If you’ve never read Michael Suileabhain-Wilson’s fantastic article on Geek Social Fallacies, go do that right now. It’s extremely relevant if you spend any time with large groups of nerds, such as the in-person kink scene. The question of why the scene is so full of nerds needs it’s own separate blog post, so I’m going to skip that for now.
The social fallacy I see doing the most harm in the kink community is the first one listed – Ostracizers Are Evil. To quote the article:
GSF1 is one of the most common fallacies, and one of the most deeply held. Many geeks have had horrible, humiliating, and formative experiences with ostracism, and the notion of being on the other side of the transaction is repugnant to them.
In its non-pathological form, GSF1 is benign, and even commendable: it is long past time we all grew up and stopped with the junior high popularity games. However, in its pathological form, GSF1 prevents its carrier from participating in — or tolerating — the exclusion of anyone from anything, be it a party, a comic book store, or a web forum, and no matter how obnoxious, offensive, or aromatic the prospective excludee may be.
For me, one of the most frustrating things about this fallacy is that at its core it’s a good idea, it’s just been taken way too far. Of course it’s evil to ostracize harmless people who happen to be a little bit strange just for the sake of being an asshole. However, it should be obvious that there’s a difference between excluding people just because you can, and excluding people because they make everyone else miserable.
I know it’s hard for the lonely teenaged outcast inside so many of us to accept (and to be clear, I was almost a total outcast between my inability to catch, painfully unfashionable clothes, and intense shyness), but there is such a thing as a good enough reason to tell someone not to come to any more kink events until their behavior improves. Such reasons include the inability to take no for an answer, touching people inappropriately (particularly young female-assigned people. Creeping on the demographic least likely to feel able to tell you to fuck off gets you extra asshole points), following people around when the conversation is clearly over, trying to dominate anyone who hasn’t already agreed to be submissive to them, and otherwise failing to respect people’s boundaries.

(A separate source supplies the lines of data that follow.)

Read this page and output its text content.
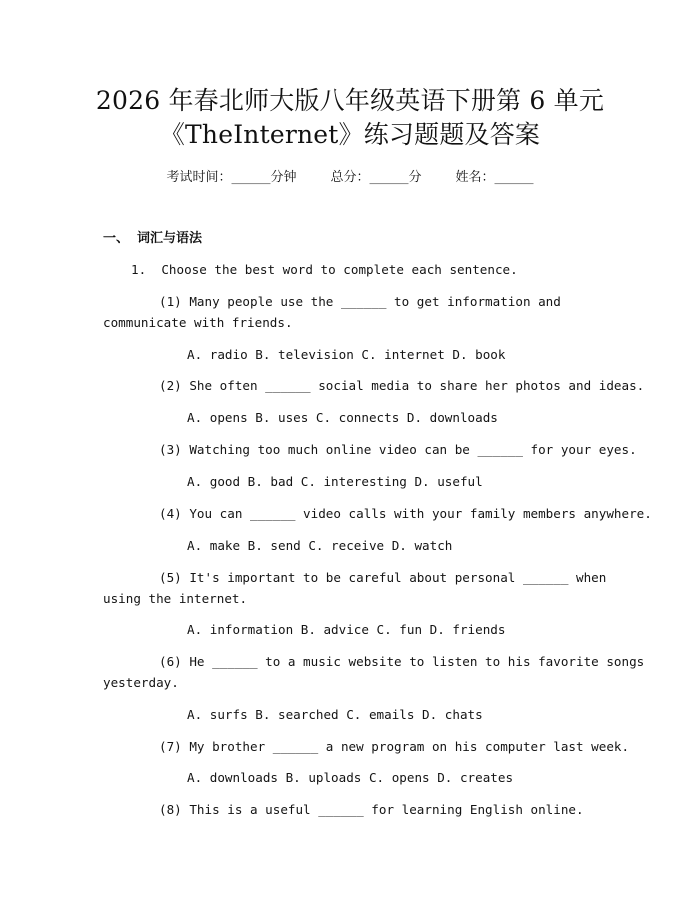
2026 年春北师大版八年级英语下册第 6 单元
《TheInternet》练习题题及答案
考试时间：______分钟	总分：______分	姓名：______
一、 词汇与语法
1.  Choose the best word to complete each sentence.
(1) Many people use the ______ to get information and
communicate with friends.
A. radio B. television C. internet D. book
(2) She often ______ social media to share her photos and ideas.
A. opens B. uses C. connects D. downloads
(3) Watching too much online video can be ______ for your eyes.
A. good B. bad C. interesting D. useful
(4) You can ______ video calls with your family members anywhere.
A. make B. send C. receive D. watch
(5) It's important to be careful about personal ______ when
using the internet.
A. information B. advice C. fun D. friends
(6) He ______ to a music website to listen to his favorite songs
yesterday.
A. surfs B. searched C. emails D. chats
(7) My brother ______ a new program on his computer last week.
A. downloads B. uploads C. opens D. creates
(8) This is a useful ______ for learning English online.
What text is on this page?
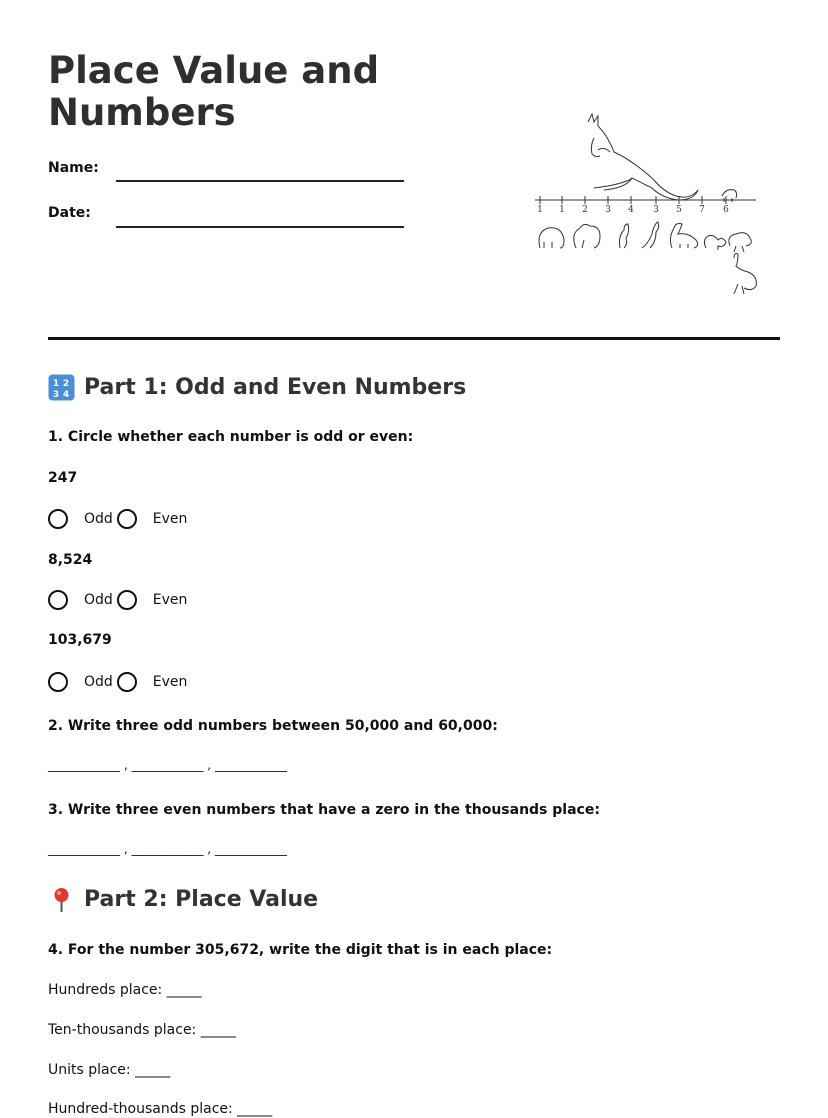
Place Value and
Numbers
Name:
Date:	1 1 2 3 4 3 5 7 6
1 2
3 4 Part 1: Odd and Even Numbers

1. Circle whether each number is odd or even:

247
Odd	Even
8,524
Odd	Even
103,679
Odd	Even

2. Write three odd numbers between 50,000 and 60,000:

____________ , ____________ , ____________

3. Write three even numbers that have a zero in the thousands place:

____________ , ____________ , ____________
Part 2: Place Value

4. For the number 305,672, write the digit that is in each place:

Hundreds place: _____
Ten-thousands place: _____
Units place: _____
Hundred-thousands place: _____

In some cases people do trample on other people’s boundaries by accident. Not all of us are terribly socially adept. However, the kink scene is not the right place to hone your basic social skills. If you don’t know not to touch without an invitation or not to follow someone who told you it was nice meeting you but she needs to go to say hi to her friend over there, you need to get that sorted out before you come to in-person events. Your desire to come hang out with other kinky people is simply not as important as my right to have my boundaries respected. In the long run I think it’s kinder to explain to someone what they’re doing wrong and tell them not to come back until they’ve fixed it than it is to grudgingly tolerate them while they wonder why everyone avoids them. Some people really do need a good excluding.
No one is asking for everyone who enters the scene to know the correct salutation to use in a letter to the Prime Minister. All I want is for people to respect each other’s boundaries and be willing to learn. I’m willing to give people a chance to improve and clear guidelines on how to do that, but I need them to meet me halfway with honest remorse for whatever they’ve done and a sincere interest in doing better next time. I do not owe people a pass because they’re lonely, or they’ve already been kicked out of every other group they’ve been a part of, or they just really, really want to be part of the local scene.
The refusal to exclude anyone is bad enough in a non-kinky context like a comic book store or a gaming convention, but it’s even worse in a kinky context. When terrible, boundary-crossing behavior is tolerated by community organizers, new people naturally assume that’s normal and accepted behavior. Then they either decide that kink just isn’t for them and never come back, or they get abused and never report it to anyone because it’s already been made clear that their needs don’t really matter.
This is why abuse is such a problem in the kink community. We tolerate people ignoring other people’s boundaries, then act surprised when they pay even less attention to those boundaries when no one is looking. That’s just fucking stupid. If we want an abuse-free scene, we need to step up and create it.
I realize that it won’t be easy. No one wants to have to make the decision to exclude someone from the local scene, or to deliver the news, or to enforce the decision when the jerk shows up anyway, but if we don’t step up we’re telling everyone else that the creeper’s comfort is more important than their boundaries being respected. Is that really the kind of scene we want?
Interesting, I’ve seen all of these fallacies in work, but despite feeling like an outsider for much of my formative years I don’t think I’ve ever held them (except GSF4, but only for a few awkward gatherings.)
Now, I haven’t seen anything untoward happen at the handful of munches that I’ve attended, but neither do I see a system of authority/organizers in place to deal with especially bad behavior.
I think that’s a bigger problem, because it creates a situation where instead of being pulled aside and told to “fucking knock off the inappropriate behavior” a boundary crosser has to make a whole bunch of people unhappy before any action takes place, and that action would more likely be to ostracize them, rather than correct the behavior. Kicking them to the curb only forces them to find another group to inconvenience with their presence, rather than becoming less of a creeper.